Rethinking Prior Information Generation with CLIP for Few-Shot Segmentation

Jin Wang,Bingfeng Zhang,Jian Pang,Honglong Chen,Weifeng Liu
2024-05-14
Abstract:Few-shot segmentation remains challenging due to the limitations of its labeling information for unseen classes. Most previous approaches rely on extracting high-level feature maps from the frozen visual encoder to compute the pixel-wise similarity as a key prior guidance for the decoder. However, such a prior representation suffers from coarse granularity and poor generalization to new classes since these high-level feature maps have obvious category bias. In this work, we propose to replace the visual prior representation with the visual-text alignment capacity to capture more reliable guidance and enhance the model generalization. Specifically, we design two kinds of training-free prior information generation strategy that attempts to utilize the semantic alignment capability of the Contrastive Language-Image Pre-training model (CLIP) to locate the target class. Besides, to acquire more accurate prior guidance, we build a high-order relationship of attention maps and utilize it to refine the initial prior information. Experiments on both the PASCAL-5{i} and COCO-20{i} datasets show that our method obtains a clearly substantial improvement and reaches the new state-of-the-art performance.
Computer Vision and Pattern Recognition
What problem does this paper attempt to address?

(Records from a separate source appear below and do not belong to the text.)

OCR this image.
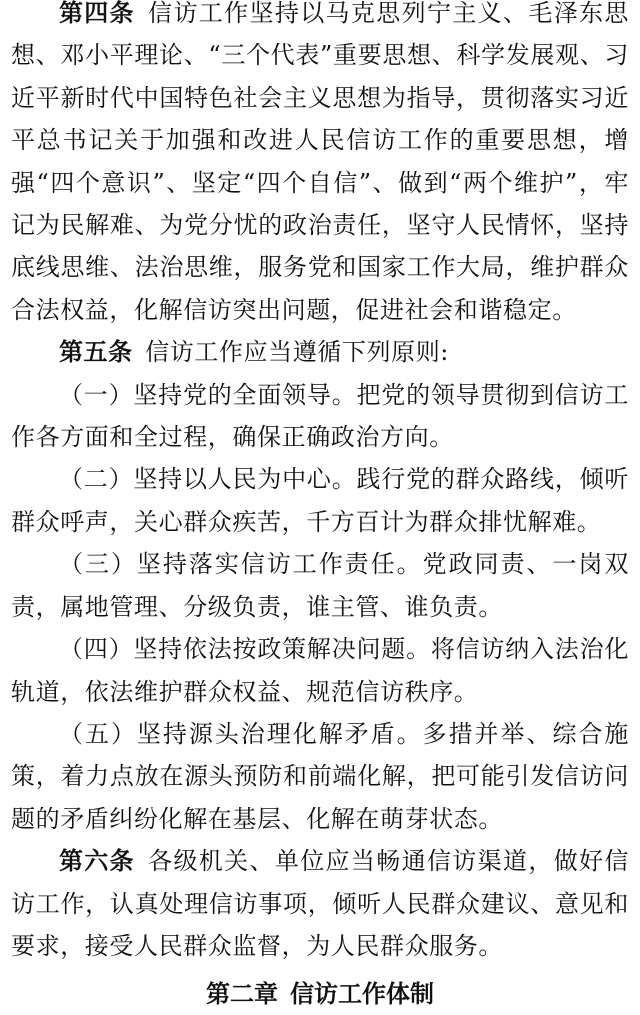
第四条  信访工作坚持以马克思列宁主义、毛泽东思想、邓小平理论、“三个代表”重要思想、科学发展观、习近平新时代中国特色社会主义思想为指导，贯彻落实习近平总书记关于加强和改进人民信访工作的重要思想，增强“四个意识”、坚定“四个自信”、做到“两个维护”，牢记为民解难、为党分忧的政治责任，坚守人民情怀，坚持底线思维、法治思维，服务党和国家工作大局，维护群众合法权益，化解信访突出问题，促进社会和谐稳定。

第五条  信访工作应当遵循下列原则:

（一）坚持党的全面领导。把党的领导贯彻到信访工作各方面和全过程，确保正确政治方向。

（二）坚持以人民为中心。践行党的群众路线，倾听群众呼声，关心群众疾苦，千方百计为群众排忧解难。

（三）坚持落实信访工作责任。党政同责、一岗双责，属地管理、分级负责，谁主管、谁负责。

（四）坚持依法按政策解决问题。将信访纳入法治化轨道，依法维护群众权益、规范信访秩序。

（五）坚持源头治理化解矛盾。多措并举、综合施策，着力点放在源头预防和前端化解，把可能引发信访问题的矛盾纠纷化解在基层、化解在萌芽状态。

第六条  各级机关、单位应当畅通信访渠道，做好信访工作，认真处理信访事项，倾听人民群众建议、意见和要求，接受人民群众监督，为人民群众服务。

第二章 信访工作体制
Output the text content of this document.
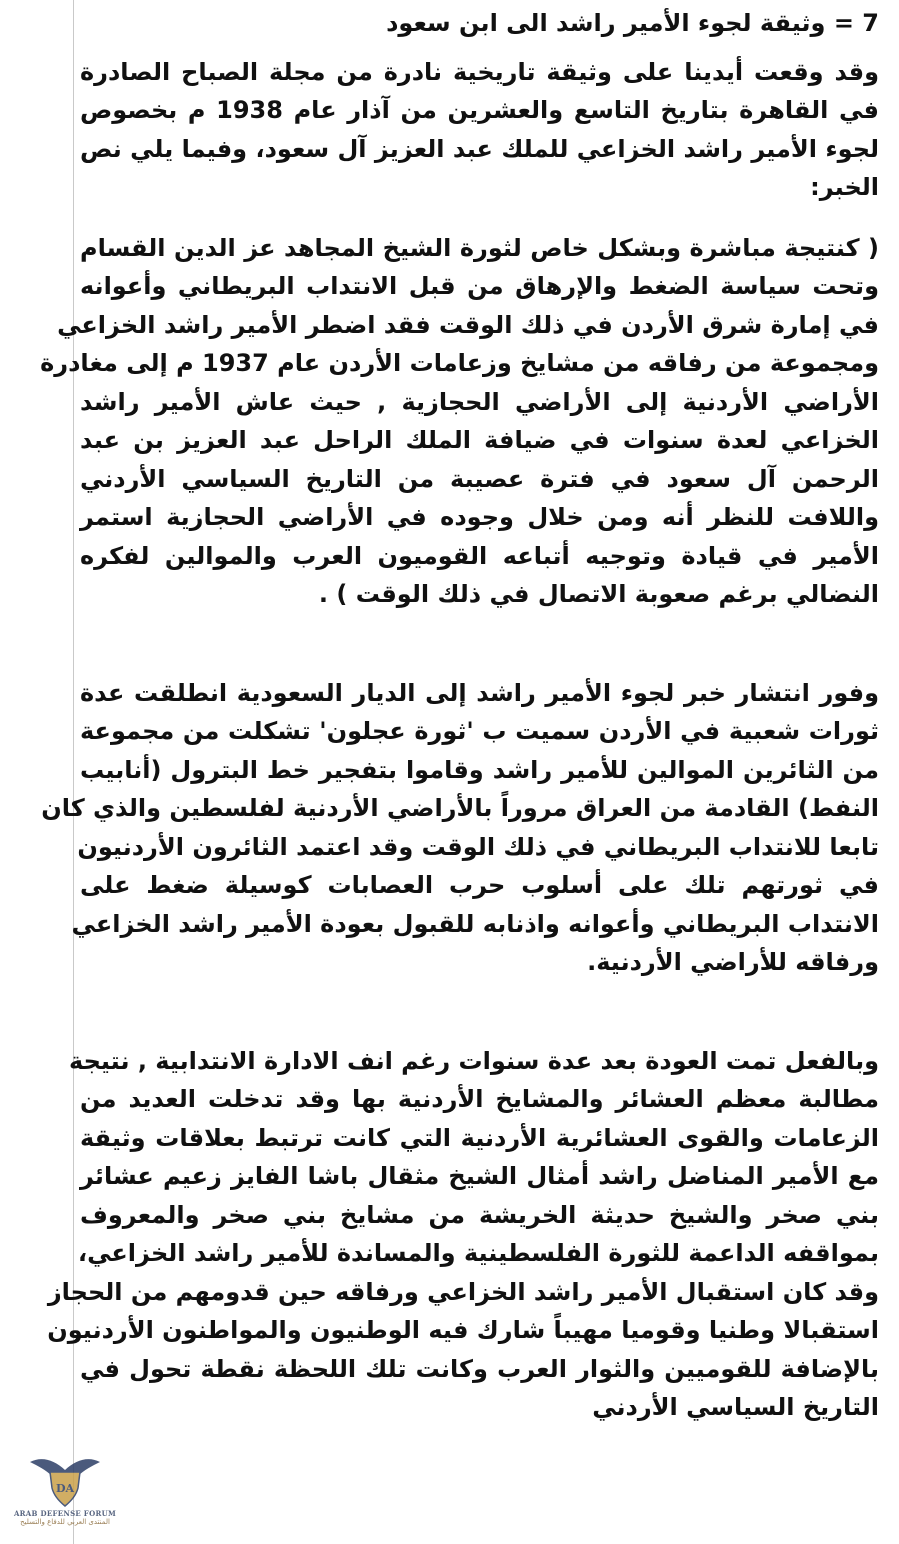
7 = وثيقة لجوء الأمير راشد الى ابن سعود
وقد وقعت أيدينا على وثيقة تاريخية نادرة من مجلة الصباح الصادرة
في القاهرة بتاريخ التاسع والعشرين من آذار عام 1938 م بخصوص
لجوء الأمير راشد الخزاعي للملك عبد العزيز آل سعود، وفيما يلي نص
الخبر:
( كنتيجة مباشرة وبشكل خاص لثورة الشيخ المجاهد عز الدين القسام
وتحت سياسة الضغط والإرهاق من قبل الانتداب البريطاني وأعوانه
في إمارة شرق الأردن في ذلك الوقت فقد اضطر الأمير راشد الخزاعي
ومجموعة من رفاقه من مشايخ وزعامات الأردن عام 1937 م إلى مغادرة
الأراضي الأردنية إلى الأراضي الحجازية , حيث عاش الأمير راشد
الخزاعي لعدة سنوات في ضيافة الملك الراحل عبد العزيز بن عبد
الرحمن آل سعود في فترة عصيبة من التاريخ السياسي الأردني
واللافت للنظر أنه ومن خلال وجوده في الأراضي الحجازية استمر
الأمير في قيادة وتوجيه أتباعه القوميون العرب والموالين لفكره
النضالي برغم صعوبة الاتصال في ذلك الوقت ) .
وفور انتشار خبر لجوء الأمير راشد إلى الديار السعودية انطلقت عدة
ثورات شعبية في الأردن سميت ب 'ثورة عجلون' تشكلت من مجموعة
من الثائرين الموالين للأمير راشد وقاموا بتفجير خط البترول (أنابيب
النفط) القادمة من العراق مروراً بالأراضي الأردنية لفلسطين والذي كان
تابعا للانتداب البريطاني في ذلك الوقت وقد اعتمد الثائرون الأردنيون
في ثورتهم تلك على أسلوب حرب العصابات كوسيلة ضغط على
الانتداب البريطاني وأعوانه واذنابه للقبول بعودة الأمير راشد الخزاعي
ورفاقه للأراضي الأردنية.
وبالفعل تمت العودة بعد عدة سنوات رغم انف الادارة الانتدابية , نتيجة
مطالبة معظم العشائر والمشايخ الأردنية بها وقد تدخلت العديد من
الزعامات والقوى العشائرية الأردنية التي كانت ترتبط بعلاقات وثيقة
مع الأمير المناضل راشد أمثال الشيخ مثقال باشا الفايز زعيم عشائر
بني صخر والشيخ حديثة الخريشة من مشايخ بني صخر والمعروف
بمواقفه الداعمة للثورة الفلسطينية والمساندة للأمير راشد الخزاعي،
وقد كان استقبال الأمير راشد الخزاعي ورفاقه حين قدومهم من الحجاز
استقبالا وطنيا وقوميا مهيباً شارك فيه الوطنيون والمواطنون الأردنيون
بالإضافة للقوميين والثوار العرب وكانت تلك اللحظة نقطة تحول في
التاريخ السياسي الأردني
DA
ARAB DEFENSE FORUM
المنتدى العربي للدفاع والتسليح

This paper addresses the problem of few-shot segmentation, where limited labeled information of unseen classes makes it challenging for models to make accurate predictions. Existing methods mainly rely on high-level features extracted from frozen visual encoders to generate prior guidance information, but this representation has the drawbacks of coarse granularity and poor generalization ability to new classes. The paper proposes using the Contrastive Language-Image Pretraining model (CLIP) to generate more reliable prior information and enhance the model's generalization capability. Specifically, two training-free prior information generation strategies are designed, which utilize CLIP's visual-text alignment ability and higher-order attention matrix to refine initial prior information, thereby improving the quality of prior guidance. Experiments show that this approach achieves significant performance improvements on the PASCAL-5i and COCO-20i datasets, and achieves a new state-of-the-art performance.